Op de derde dag gaat het mis. Een leraar wil dat ze stopt met het zeggen van :”Hou je bek!” Dat is volgens mij niet onredelijk. In de ogen en oren van Karin wel. Ze windt zich op en besluit de klas te verlaten. De bank wiebelt, de stoel valt, de deur klapt dicht. Op de gang kom ik haar tegen en ik nodig haar uit om even op mijn kamer te komen praten. Mijn verhaal over schoolregels en omgangsvormen lijkt niet helemaal over te komen maar ze geeft toe dat ze fout zit. Voor haar is en blijft het duidelijk: in een les waar je niet meer mag zeggen wat je wilt kun je niet meer zijn die je bent. Misschien voor mij wat cryptisch, voor haar heel logisch. Ze mag op mijn kamer blijven zitten wachten tot de volgende les. Nog een kwartiertje. Daar zit ze dan. Ik zie een jonge vrouw, zwaar opgemaakt met oogschaduw en eye-liner. Haar lippen zijn minder mishandeld, waarschijnlijk op ‘verzoek’ van Brenda. Een schreeuwerig t-shirt en een strakke spijkerbroek. Aan haar voet wipt een sandaal heen en weer. Ze is weer rustig maar net als bij een vulkaan, weet je maar nooit. Haar hoofd iets gebogen, friemelt ze aan haar tas op haar schoot. Ze lijkt naar een sigaret te verlangen. Opeens schiet ze overeind en zegt: “Ik heb pauze”.
Rustig geef ik aan dat ze moet gaan zitten en dat ik met haar over tien minuten naar de volgende les ga. “Nee, het is twaalf uur ik heb pauze!” schreeuwt ze. Nogmaals geef ik aan dat ze moet gaan zitten. Ze loopt in de richting van de deur. ”Als je nu kiest om te gaan dan kun je doorlopen naar huis!”: geef ik streng en duidelijk aan. “Teringlijer” is haar antwoord in de deuropening en vertrekt.
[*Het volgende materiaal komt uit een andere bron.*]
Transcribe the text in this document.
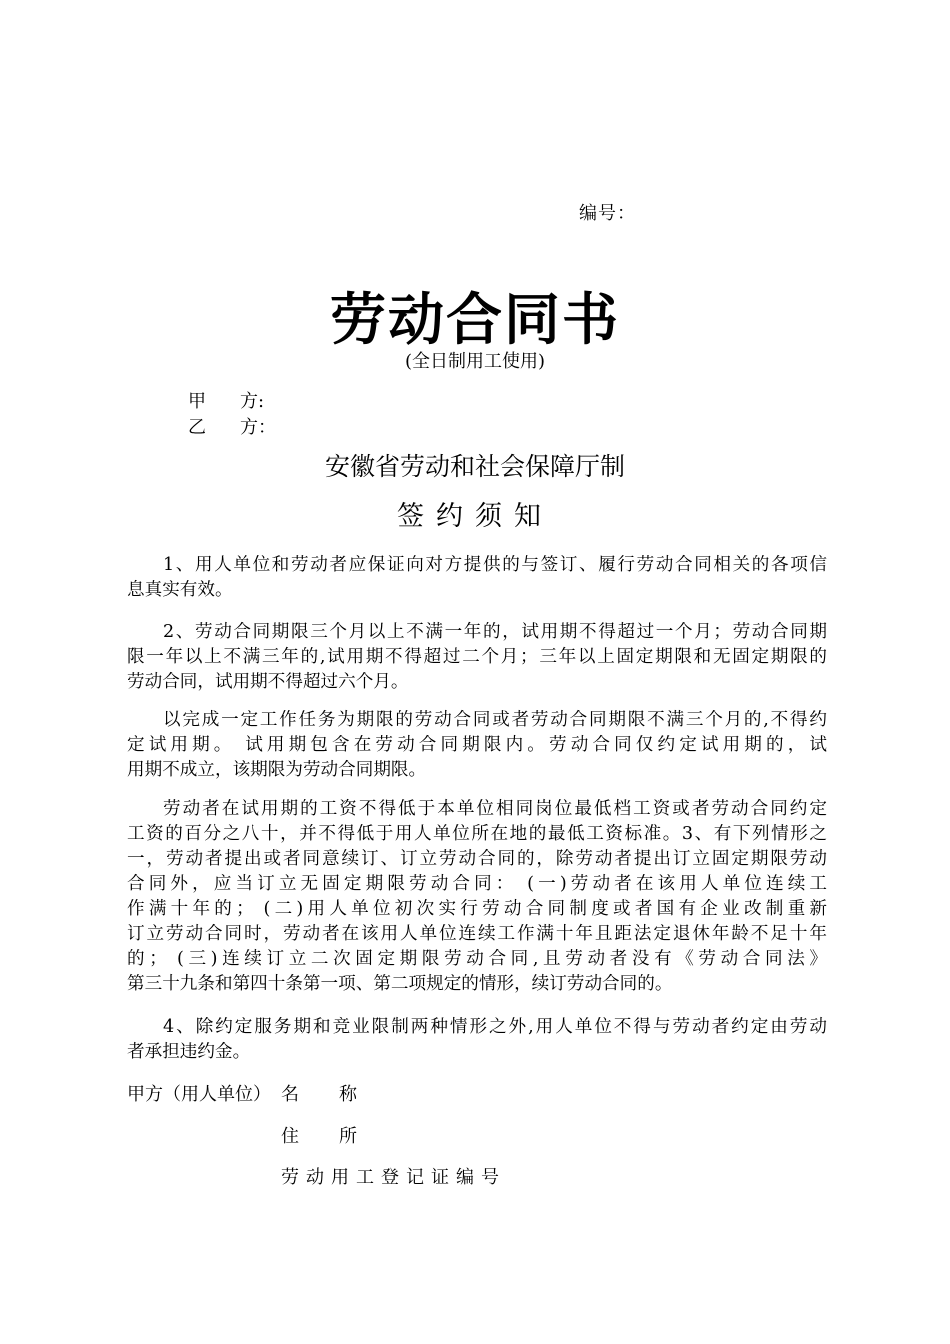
编号：
劳动合同书
(全日制用工使用)
甲 方:
乙 方：
安徽省劳动和社会保障厅制
签约须知
1、用人单位和劳动者应保证向对方提供的与签订、履行劳动合同相关的各项信
息真实有效。
2、劳动合同期限三个月以上不满一年的，试用期不得超过一个月；劳动合同期
限一年以上不满三年的,试用期不得超过二个月；三年以上固定期限和无固定期限的
劳动合同，试用期不得超过六个月。
以完成一定工作任务为期限的劳动合同或者劳动合同期限不满三个月的,不得约
定试用期。 试用期包含在劳动合同期限内。劳动合同仅约定试用期的，试
用期不成立，该期限为劳动合同期限。
劳动者在试用期的工资不得低于本单位相同岗位最低档工资或者劳动合同约定
工资的百分之八十，并不得低于用人单位所在地的最低工资标准。3、有下列情形之
一，劳动者提出或者同意续订、订立劳动合同的，除劳动者提出订立固定期限劳动
合同外，应当订立无固定期限劳动合同： (一)劳动者在该用人单位连续工
作满十年的； (二)用人单位初次实行劳动合同制度或者国有企业改制重新
订立劳动合同时，劳动者在该用人单位连续工作满十年且距法定退休年龄不足十年
的； (三)连续订立二次固定期限劳动合同,且劳动者没有《劳动合同法》
第三十九条和第四十条第一项、第二项规定的情形，续订劳动合同的。
4、除约定服务期和竞业限制两种情形之外,用人单位不得与劳动者约定由劳动
者承担违约金。
甲方（用人单位） 名 称
住 所
劳动用工登记证编号
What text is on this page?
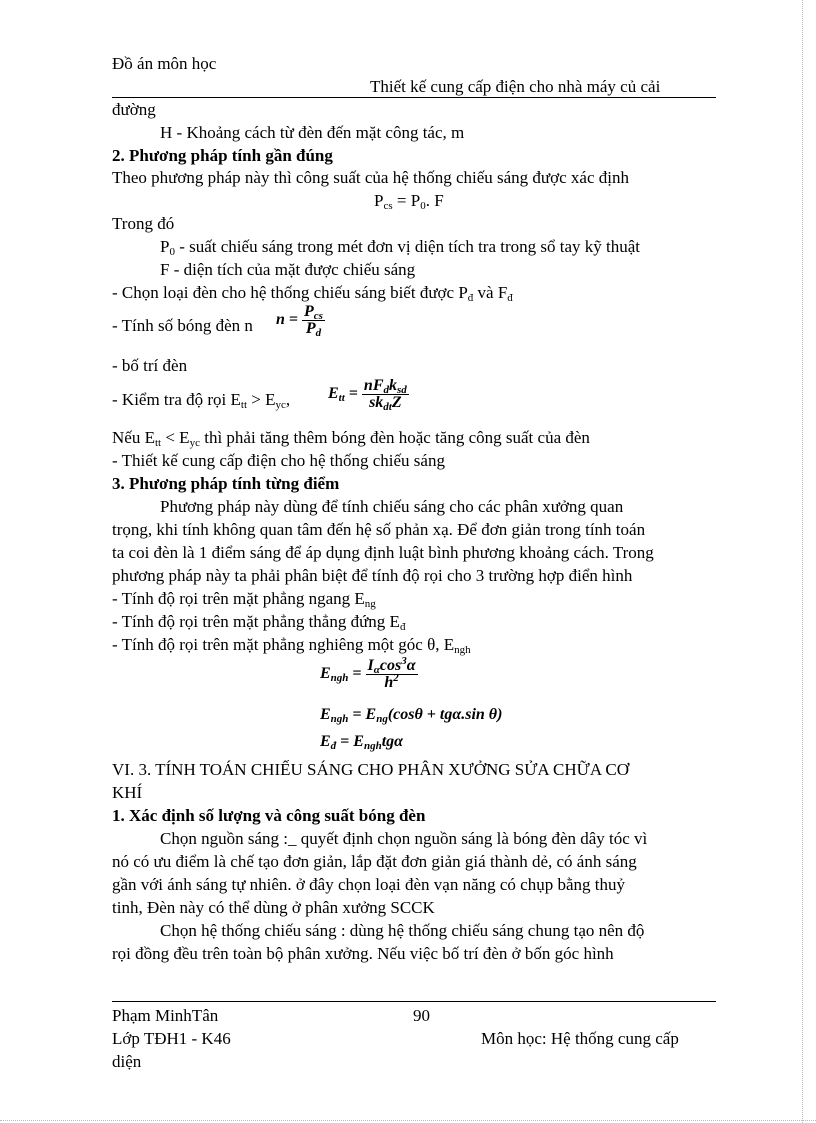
Đồ án môn học
Thiết kế cung cấp điện cho nhà máy củ cải
đường
H - Khoảng cách từ đèn đến mặt công tác, m
2. Phương pháp tính gần đúng
Theo phương pháp này thì công suất của hệ thống chiếu sáng được xác định
$P_{cs} = P_0$. F
Trong đó
$P_0$ - suất chiếu sáng trong mét đơn vị diện tích tra trong sổ tay kỹ thuật
F - diện tích của mặt được chiếu sáng
- Chọn loại đèn cho hệ thống chiếu sáng biết được $P_đ$ và $F_đ$
- Tính số bóng đèn n $n = \frac{P_{cs}}{P_d}$
- bố trí đèn
- Kiểm tra độ rọi $E_{tt} > E_{yc}$, $E_{tt} = \frac{nF_dk_{sd}}{sk_{dt}Z}$
Nếu $E_{tt} < E_{yc}$ thì phải tăng thêm bóng đèn hoặc tăng công suất của đèn
- Thiết kế cung cấp điện cho hệ thống chiếu sáng
3. Phương pháp tính từng điểm
Phương pháp này dùng để tính chiếu sáng cho các phân xưởng quan
trọng, khi tính không quan tâm đến hệ số phản xạ. Để đơn giản trong tính toán
ta coi đèn là 1 điểm sáng để áp dụng định luật bình phương khoảng cách. Trong
phương pháp này ta phải phân biệt để tính độ rọi cho 3 trường hợp điển hình
- Tính độ rọi trên mặt phẳng ngang $E_{ng}$
- Tính độ rọi trên mặt phẳng thẳng đứng $E_đ$
- Tính độ rọi trên mặt phẳng nghiêng một góc θ, $E_{ngh}$
$E_{ngh} = \frac{I_\alpha\cos^3\alpha}{h^2}$
$E_{ngh} = E_{ng}(\cos\theta + tg\alpha.\sin$ θ)
$E_đ = E_{ngh}tg\alpha$
VI. 3. TÍNH TOÁN CHIẾU SÁNG CHO PHÂN XƯỞNG SỬA CHỮA CƠ
KHÍ
1. Xác định số lượng và công suất bóng đèn
Chọn nguồn sáng :_ quyết định chọn nguồn sáng là bóng đèn dây tóc vì
nó có ưu điểm là chế tạo đơn giản, lắp đặt đơn giản giá thành dẻ, có ánh sáng
gần với ánh sáng tự nhiên. ở đây chọn loại đèn vạn năng có chụp bằng thuỷ
tinh, Đèn này có thể dùng ở phân xưởng SCCK
Chọn hệ thống chiếu sáng : dùng hệ thống chiếu sáng chung tạo nên độ
rọi đồng đều trên toàn bộ phân xưởng. Nếu việc bố trí đèn ở bốn góc hình
Phạm MinhTân	90
Lớp TĐH1 - K46	Môn học: Hệ thống cung cấp
diện
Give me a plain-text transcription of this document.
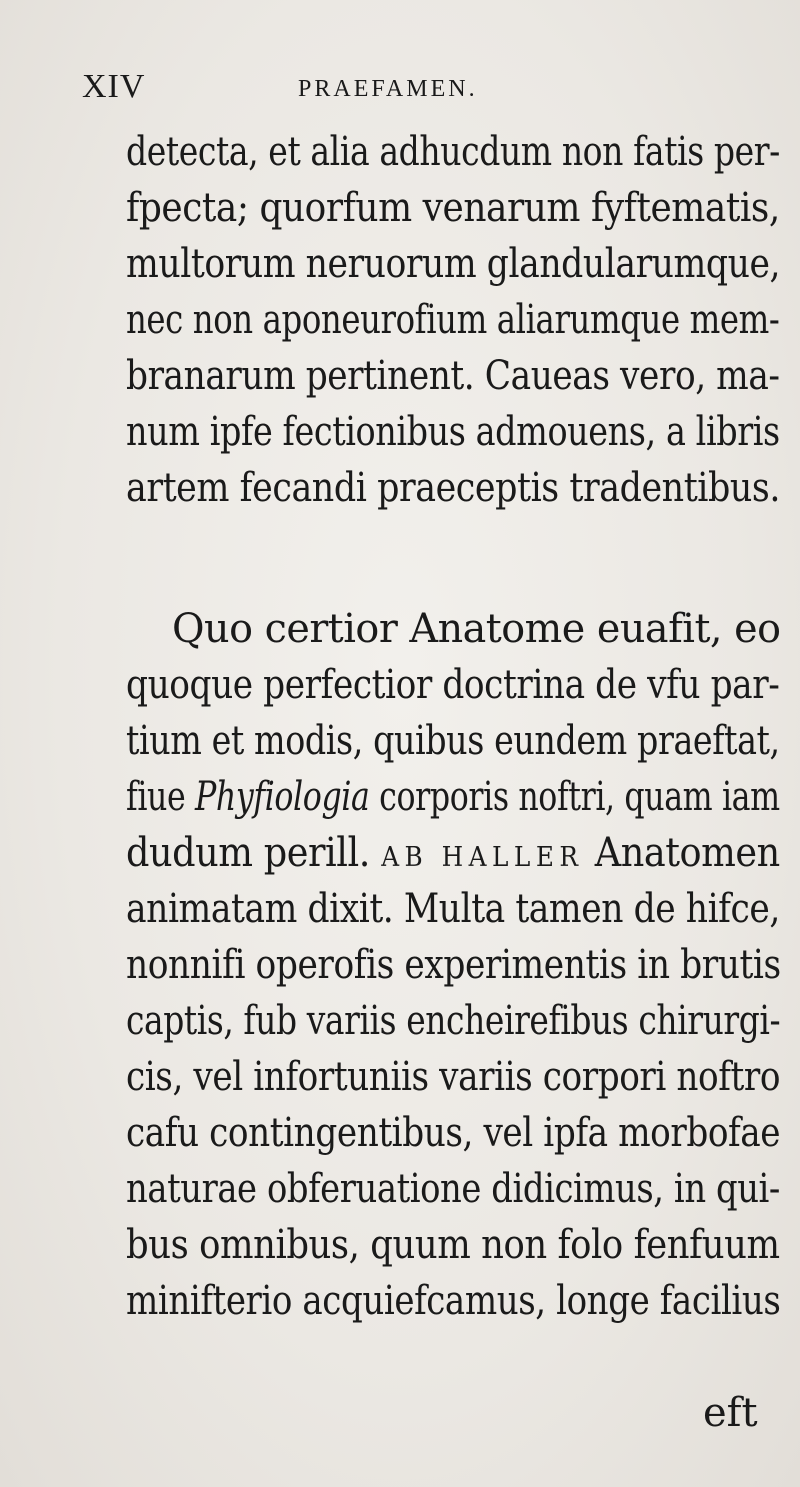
XIV	PRAEFAMEN.
detecta, et alia adhucdum non fatis per-
fpecta; quorfum venarum fyftematis,
multorum neruorum glandularumque,
nec non aponeurofium aliarumque mem-
branarum pertinent. Caueas vero, ma-
num ipfe fectionibus admouens, a libris
artem fecandi praeceptis tradentibus.
Quo certior Anatome euafit, eo
quoque perfectior doctrina de vfu par-
tium et modis, quibus eundem praeftat,
fiue Phyfiologia corporis noftri, quam iam
dudum perill. AB HALLER Anatomen
animatam dixit. Multa tamen de hifce,
nonnifi operofis experimentis in brutis
captis, fub variis encheirefibus chirurgi-
cis, vel infortuniis variis corpori noftro
cafu contingentibus, vel ipfa morbofae
naturae obferuatione didicimus, in qui-
bus omnibus, quum non folo fenfuum
minifterio acquiefcamus, longe facilius
eft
Op de trap haal ik haar in. ’Naar huis en niet weer terug komen!” Kinderen kijken mij aan en zijn geschrokken, verbaaasd. Karin niet. Nogmaals ben ik een teringlijer. Terug op mijn kamer zie ik haar over het schoolplein lopen naar de weg. Ik voel me machteloos. Kan Brenda nog iets doen? Nathalie misschien? Ondertussen is het voor mij duidelijk. Haar tweede kans is voorbij.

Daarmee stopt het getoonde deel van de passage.